Avid fans love the game, perhaps because it offers so many challenges. It takes patience, a decent memory, a few elementary math skills, but most important, the ability to read and learn about other people.
Most poker players know that the game is a formidable challenge. Thankfully, planning a good poker party is actually quite simple.
Where once the word "refreshments" at a poker home game meant grabbing a bunch of chips and a cold beer, today avid poker fans are not only crazy about poker, but crazy for good "poker food."
What is poker food?
As you might guess, food fit for a poker party should be:
• Easy to eat.
• Not so messy that the food sticks to the cards, greases up the tables or slops up the carpet.
• Plentiful and delicious.
Since poker can be a draining experience, it's crucial that guests be refueled with lots of food and drink. Also, since players who lose their chips will be hanging around for the next game to begin, snacking will keep them entertained.
"I read a lot of poker books to get ready for my parties and since everyone contributes drinks and food the setup is easy. No need to spend all week preparing," Christine says.
Christine's and Gary's poker parties typically begin around 7:30 p.m. "The secret," she says, "is to make things comfortable and easy for the guests — and us."

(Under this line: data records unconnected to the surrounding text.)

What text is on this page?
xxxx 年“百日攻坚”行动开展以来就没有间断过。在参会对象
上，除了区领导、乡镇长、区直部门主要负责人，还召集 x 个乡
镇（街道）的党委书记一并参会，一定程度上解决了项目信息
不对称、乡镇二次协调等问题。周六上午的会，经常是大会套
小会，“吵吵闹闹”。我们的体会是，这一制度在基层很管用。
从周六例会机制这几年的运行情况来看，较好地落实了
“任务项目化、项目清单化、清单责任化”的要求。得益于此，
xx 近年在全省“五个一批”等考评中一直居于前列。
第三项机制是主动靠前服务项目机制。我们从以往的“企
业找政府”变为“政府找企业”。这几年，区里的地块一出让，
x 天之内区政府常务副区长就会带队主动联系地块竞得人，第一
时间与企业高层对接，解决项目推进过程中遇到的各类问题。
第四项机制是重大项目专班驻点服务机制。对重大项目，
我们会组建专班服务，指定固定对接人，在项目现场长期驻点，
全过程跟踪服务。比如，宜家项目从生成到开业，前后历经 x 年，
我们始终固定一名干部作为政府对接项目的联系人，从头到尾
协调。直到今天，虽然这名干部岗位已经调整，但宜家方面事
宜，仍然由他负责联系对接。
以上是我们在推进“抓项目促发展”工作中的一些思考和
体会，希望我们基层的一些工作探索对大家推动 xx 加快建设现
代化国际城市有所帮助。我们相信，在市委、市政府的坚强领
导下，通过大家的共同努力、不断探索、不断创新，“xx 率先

For Christine, personal style is everything. "We love entertaining and having friends over but we especially enjoying winning in our home!"
Play, then eat
After a few rounds of play, it's break time. Guests eagerly grab their plates, ready to sample an assortment of nibbles. The table groans with all the choices.
Judy Wagnitz's Over the Top Meatball Pitettes with a spicy piccata sauce and her Check-Raise Cheesy Crab Rounds made with sharp cheddar are a smashing success.
Lenny Kostas stimulates interesting conversation with his Green Eggs and Ham What Am dish. He makes it with fresh-cut honeydew melon and cantaloupe and skillfully molds it into a unique centerpiece, garnished with imported prosciutto, perfect for wrapping around the fruit.
The host creations are simple but luscious: Super Satellite Salmon Pinwheels by Gary combine seedless cucumber slices with fresh wild Alaskan salmon, fresh dill and sour cream.
Christine's World's Fair Deviled Eggs are perfectly seasoned with a savory brown spicy mustard.
There's a tantalizing basket of red and golden cherries with cut-up citrus, garlic-cheese dip with fresh vegetable crudites, and a variety of cheeses.
With this sort of food, nobody is terribly disappointed if they lose. Well, almost nobody.
Cookbook author Joyce LaFray is a freelance food writer based in St. Petersburg.
Over the Top Meatball Pitettes
Use small white pitettes (small pita breads), or multigrain style. The smaller size makes them easier to eat while playing poker.
3 pounds prepared meatballs (about 24), homemade or purchased
¾ cup maple syrup
2 (12-ounce) jars medium picante sauce
1 (12-ounce) jar seedless raspberry jam
2 (8-ounce) packages of pitettes, each cut into half (or may use regular size pitas, halved)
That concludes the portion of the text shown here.